La mise en scène est, quant à elle, étincelante de virtuosité. La caméra nous montre exactement ce que nous avons besoin de voir, plutôt que ce que nous avons envie de voir. Une surprise ? Non, plutôt une habitude de la part du lauréat de meilleur réalisateur à l’édition 2023 des Golden Globes.
LA FAMILLE, L’ÉTERNELLE THÉMATIQUE
The Fabelmans est aussi une lettre d’amour à ses parents et à sa famille étrange et chaotique. Mais, soyons honnêtes, quelle famille ne l’est pas ? Ce 36ème film plonge dans l’histoire d’une famille formée par un père scientifique et une mère artiste, qui explose quand la mère tombe amoureuse du meilleur ami de son mari. La quasi-totalité des faits relatés sont vrais et celui-ci en fait partie. Seuls les noms des personnages diffèrent. Léah, la mère de Steven Spielberg, a en effet, eu une liaison secrète avec le meilleur ami de son mari avant de se marier avec cet homme. Une étape qui fut autant un traumatisme qu’une source d’inspiration pour le réalisateur.
La relation qu’il avait avec sa mère (disparue en 2017) et le ressentiment qu’il éprouvait envers son père (décédé en 2020), ont été le fil rouge de sa carrière. Comme il le dit dans le documentaire « Spielberg » (2017), le metteur en scène a passé 15 ans brouillé avec son père, lui reprochant d’avoir détruit la famille. C’était avant de savoir que celui-ci avait endossé la responsabilité du divorce pour protéger son épouse.
“THE FABELMANS EST AUSSI UNE LETTRE D’AMOUR À SES PARENTS, À SA FAMILLE ÉTRANGE ET CHAOTIQUE.”
Ce n’est d’ailleurs pas un hasard si, depuis le début de sa carrière Steven Spielberg n’a cessé d’explorer le thème de la famille, de la parentalité, et surtout de l’enfance. Au cours de sa longue filmographie, le cinéaste a laissé un peu de lui-même dans chacun de ses films. 50 ans de filigrane et d’indices pour en arriver au point culminant qu’est « The Fabelmans. »
Entre autres exemples, « E.T l’extraterrestre » est en fait l’histoire d’un jeune garçon et d’une famille qui ne parvient pas à se remettre du divorce des parents et du départ du père. « Arrête-moi si tu peux » raconte les magouilles d’un jeune homme qui fuit la réalité de la vie et dont les parents se séparent après une liaison entre la mère et le meilleur ami du père. « A.I – Artifical Intelligence » a pour personnage principal un enfant robot dont la seule raison d’être est l’amour de sa mère.
Les parents de Spielberg sont donc pour lui une éternelle source d’inspiration.

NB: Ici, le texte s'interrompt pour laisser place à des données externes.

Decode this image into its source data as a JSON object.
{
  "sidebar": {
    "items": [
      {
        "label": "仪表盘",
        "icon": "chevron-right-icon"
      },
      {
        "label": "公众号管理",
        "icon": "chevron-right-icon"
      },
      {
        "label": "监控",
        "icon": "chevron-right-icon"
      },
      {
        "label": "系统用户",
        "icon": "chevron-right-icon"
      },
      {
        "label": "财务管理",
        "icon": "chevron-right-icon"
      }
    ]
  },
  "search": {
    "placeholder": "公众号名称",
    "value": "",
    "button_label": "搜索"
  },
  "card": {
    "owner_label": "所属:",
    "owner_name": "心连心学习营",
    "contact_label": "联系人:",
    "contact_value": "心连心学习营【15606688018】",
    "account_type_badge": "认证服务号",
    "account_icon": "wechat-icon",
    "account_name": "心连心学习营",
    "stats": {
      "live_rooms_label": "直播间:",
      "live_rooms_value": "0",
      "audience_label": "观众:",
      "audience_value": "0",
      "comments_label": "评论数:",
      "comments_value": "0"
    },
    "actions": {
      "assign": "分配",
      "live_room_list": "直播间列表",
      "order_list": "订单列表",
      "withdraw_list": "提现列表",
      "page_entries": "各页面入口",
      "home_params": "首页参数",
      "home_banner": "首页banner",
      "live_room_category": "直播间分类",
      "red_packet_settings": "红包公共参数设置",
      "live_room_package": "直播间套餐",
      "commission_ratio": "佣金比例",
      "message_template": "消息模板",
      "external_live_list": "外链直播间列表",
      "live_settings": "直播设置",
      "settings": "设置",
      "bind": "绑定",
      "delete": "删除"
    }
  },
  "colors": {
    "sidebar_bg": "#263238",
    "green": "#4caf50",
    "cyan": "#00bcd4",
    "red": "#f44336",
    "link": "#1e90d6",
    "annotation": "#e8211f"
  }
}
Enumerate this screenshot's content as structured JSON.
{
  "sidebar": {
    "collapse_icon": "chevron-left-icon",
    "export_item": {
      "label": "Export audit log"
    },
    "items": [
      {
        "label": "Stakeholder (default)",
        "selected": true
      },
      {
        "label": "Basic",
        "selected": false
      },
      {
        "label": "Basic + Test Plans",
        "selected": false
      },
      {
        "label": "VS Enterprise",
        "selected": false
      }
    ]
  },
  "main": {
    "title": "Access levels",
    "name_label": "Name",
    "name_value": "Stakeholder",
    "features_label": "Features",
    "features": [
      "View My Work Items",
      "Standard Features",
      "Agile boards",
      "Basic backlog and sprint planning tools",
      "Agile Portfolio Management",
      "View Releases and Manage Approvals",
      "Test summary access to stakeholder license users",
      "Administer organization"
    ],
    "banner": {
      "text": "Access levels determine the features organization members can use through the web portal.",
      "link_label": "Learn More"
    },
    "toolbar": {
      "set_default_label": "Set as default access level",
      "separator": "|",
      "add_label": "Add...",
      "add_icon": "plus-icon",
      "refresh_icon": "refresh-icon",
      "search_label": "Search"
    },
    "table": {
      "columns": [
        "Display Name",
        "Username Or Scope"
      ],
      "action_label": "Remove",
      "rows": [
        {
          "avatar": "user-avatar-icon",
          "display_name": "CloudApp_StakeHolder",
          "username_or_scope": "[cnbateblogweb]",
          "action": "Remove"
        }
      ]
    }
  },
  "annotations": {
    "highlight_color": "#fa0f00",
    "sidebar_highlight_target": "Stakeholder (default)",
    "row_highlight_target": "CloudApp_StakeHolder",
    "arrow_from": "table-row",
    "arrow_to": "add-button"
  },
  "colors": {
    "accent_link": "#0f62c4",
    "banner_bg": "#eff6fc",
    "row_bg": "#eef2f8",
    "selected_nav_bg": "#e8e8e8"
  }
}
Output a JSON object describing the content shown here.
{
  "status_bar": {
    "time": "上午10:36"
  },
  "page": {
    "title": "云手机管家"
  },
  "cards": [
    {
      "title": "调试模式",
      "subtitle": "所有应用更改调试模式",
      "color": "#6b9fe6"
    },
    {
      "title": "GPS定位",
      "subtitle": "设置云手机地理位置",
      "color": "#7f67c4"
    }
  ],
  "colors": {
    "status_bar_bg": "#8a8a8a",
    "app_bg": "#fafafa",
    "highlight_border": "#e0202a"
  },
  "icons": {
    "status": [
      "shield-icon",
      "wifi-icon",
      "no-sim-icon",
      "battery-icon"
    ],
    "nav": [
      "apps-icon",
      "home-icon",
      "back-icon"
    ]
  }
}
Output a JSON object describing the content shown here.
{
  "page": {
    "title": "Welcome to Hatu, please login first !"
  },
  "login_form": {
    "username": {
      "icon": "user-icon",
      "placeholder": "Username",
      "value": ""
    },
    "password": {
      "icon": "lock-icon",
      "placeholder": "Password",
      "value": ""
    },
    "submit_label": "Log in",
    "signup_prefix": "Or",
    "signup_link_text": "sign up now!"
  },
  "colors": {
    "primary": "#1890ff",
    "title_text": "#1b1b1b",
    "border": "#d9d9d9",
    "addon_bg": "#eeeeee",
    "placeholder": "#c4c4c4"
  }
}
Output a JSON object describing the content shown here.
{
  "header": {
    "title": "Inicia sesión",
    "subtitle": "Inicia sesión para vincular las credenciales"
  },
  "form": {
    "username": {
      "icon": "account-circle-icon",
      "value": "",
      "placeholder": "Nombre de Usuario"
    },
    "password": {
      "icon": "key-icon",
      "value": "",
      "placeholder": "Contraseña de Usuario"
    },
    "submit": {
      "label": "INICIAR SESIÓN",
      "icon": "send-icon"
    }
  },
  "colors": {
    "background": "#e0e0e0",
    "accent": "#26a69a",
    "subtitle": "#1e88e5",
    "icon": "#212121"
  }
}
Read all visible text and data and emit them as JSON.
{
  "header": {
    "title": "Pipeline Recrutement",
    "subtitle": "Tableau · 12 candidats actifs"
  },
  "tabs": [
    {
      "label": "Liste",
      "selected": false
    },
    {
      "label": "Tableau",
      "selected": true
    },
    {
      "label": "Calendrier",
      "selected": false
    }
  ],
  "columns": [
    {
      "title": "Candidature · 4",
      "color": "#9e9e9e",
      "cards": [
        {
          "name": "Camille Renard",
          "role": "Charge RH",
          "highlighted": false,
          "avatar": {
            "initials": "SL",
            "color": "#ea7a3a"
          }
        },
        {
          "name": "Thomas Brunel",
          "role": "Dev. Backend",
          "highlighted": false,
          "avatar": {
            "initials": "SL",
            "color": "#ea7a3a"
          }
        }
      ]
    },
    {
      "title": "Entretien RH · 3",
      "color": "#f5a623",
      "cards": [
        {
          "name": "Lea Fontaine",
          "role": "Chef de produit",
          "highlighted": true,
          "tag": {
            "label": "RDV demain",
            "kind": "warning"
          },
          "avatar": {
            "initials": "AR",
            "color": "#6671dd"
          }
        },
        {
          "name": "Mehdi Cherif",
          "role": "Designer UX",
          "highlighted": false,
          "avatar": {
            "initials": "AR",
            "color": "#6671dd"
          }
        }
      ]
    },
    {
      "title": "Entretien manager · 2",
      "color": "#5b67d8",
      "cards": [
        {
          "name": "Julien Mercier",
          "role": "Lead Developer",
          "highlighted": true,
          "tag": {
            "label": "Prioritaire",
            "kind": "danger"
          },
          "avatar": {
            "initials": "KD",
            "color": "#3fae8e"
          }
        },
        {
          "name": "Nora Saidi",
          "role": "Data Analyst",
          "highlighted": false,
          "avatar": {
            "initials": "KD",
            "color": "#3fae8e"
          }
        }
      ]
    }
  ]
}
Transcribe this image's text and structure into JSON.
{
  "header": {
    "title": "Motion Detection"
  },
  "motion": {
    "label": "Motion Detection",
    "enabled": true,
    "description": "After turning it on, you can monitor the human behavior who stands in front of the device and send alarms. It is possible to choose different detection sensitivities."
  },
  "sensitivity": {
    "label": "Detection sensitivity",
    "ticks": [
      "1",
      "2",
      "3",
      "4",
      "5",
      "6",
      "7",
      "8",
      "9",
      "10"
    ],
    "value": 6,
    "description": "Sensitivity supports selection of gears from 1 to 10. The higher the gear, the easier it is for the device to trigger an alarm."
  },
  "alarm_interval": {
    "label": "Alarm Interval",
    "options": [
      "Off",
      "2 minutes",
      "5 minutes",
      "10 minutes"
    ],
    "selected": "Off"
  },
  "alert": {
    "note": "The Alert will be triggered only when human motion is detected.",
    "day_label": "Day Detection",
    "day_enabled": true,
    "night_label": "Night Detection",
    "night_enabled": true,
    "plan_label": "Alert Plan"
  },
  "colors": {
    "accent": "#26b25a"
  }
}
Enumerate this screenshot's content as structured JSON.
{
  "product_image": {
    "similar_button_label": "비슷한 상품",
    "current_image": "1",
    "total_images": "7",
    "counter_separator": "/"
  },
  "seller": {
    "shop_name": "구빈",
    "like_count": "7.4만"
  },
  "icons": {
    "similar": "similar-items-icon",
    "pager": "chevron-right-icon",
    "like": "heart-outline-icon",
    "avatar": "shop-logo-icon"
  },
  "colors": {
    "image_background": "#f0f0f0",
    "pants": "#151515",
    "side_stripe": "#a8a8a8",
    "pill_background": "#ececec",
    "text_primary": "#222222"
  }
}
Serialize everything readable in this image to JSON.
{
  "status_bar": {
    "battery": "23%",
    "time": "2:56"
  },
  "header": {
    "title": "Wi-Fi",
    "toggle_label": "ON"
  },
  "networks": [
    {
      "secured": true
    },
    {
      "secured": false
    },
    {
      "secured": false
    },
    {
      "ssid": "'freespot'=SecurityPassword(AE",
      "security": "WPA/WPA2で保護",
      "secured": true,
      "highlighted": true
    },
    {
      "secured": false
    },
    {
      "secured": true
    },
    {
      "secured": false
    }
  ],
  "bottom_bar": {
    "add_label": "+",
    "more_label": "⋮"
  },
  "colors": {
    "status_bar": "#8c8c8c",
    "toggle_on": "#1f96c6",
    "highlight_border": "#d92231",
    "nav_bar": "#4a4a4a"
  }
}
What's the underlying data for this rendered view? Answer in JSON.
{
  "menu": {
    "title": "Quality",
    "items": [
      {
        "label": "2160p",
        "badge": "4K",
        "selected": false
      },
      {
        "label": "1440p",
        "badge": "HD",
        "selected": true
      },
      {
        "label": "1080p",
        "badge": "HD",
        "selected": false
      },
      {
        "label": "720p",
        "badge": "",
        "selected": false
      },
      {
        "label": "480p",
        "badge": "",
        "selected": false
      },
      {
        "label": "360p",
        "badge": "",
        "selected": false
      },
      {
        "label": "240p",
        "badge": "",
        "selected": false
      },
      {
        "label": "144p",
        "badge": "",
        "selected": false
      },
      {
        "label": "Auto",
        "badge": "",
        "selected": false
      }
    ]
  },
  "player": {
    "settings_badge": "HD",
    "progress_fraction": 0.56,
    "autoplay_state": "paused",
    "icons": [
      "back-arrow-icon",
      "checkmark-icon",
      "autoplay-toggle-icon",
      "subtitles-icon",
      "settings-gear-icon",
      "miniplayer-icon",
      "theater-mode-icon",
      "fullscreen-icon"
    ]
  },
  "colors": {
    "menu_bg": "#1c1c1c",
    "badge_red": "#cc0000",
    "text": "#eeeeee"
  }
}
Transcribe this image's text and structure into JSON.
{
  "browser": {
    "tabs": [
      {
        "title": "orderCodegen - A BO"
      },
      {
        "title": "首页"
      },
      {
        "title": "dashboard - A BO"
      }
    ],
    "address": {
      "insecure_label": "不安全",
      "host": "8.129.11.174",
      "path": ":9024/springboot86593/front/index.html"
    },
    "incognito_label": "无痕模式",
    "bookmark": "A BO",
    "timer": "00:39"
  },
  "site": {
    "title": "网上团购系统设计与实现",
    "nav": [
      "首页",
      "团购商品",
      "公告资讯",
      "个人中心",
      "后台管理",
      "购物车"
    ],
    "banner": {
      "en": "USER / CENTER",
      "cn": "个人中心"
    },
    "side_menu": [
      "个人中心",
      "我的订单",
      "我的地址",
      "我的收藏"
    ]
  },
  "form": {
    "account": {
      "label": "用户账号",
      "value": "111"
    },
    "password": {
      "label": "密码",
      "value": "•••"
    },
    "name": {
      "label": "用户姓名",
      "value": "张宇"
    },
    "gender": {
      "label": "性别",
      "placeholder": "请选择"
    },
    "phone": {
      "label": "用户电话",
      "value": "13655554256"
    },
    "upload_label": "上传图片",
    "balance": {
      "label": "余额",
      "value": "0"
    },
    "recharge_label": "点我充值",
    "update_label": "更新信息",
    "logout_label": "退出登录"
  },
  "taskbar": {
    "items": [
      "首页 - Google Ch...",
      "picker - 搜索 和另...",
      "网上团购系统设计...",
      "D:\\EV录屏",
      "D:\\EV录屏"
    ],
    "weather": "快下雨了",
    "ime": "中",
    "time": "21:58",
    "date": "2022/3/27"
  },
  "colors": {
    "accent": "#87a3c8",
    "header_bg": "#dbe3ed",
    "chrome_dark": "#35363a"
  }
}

La meilleure illustration de cet assemblage se cache dans « Rencontre du Troisième Type »mais totalement inconsciente selon Spielberg. En effet, lorsque les extra-terrestres arrivent sur Terre, les humains communiquent avec eux grâce à des ordinateurs qui produisent de la musique. Venant d’un fils de pianiste et d’informaticien, c’est assez cocasse vous ne trouvez pas ?
On peut alors préférer le Spielberg « science-fiction », mais il est indéniable que l’éternel enfant d’Hollywood mérite son statut de légende du cinéma. « The Fabelmans » en est la claire illustration : le cinéaste se livre avec toute la sincérité et la magie dont il dispose et nous emmène avec lui jusqu’aux portes de ses rêves, devenus réalité. Une introspection émouvante qui marque un point décisif dans sa carrière, mais n’annonce en aucun cas – et Dieu merci – la fin de celle-ci.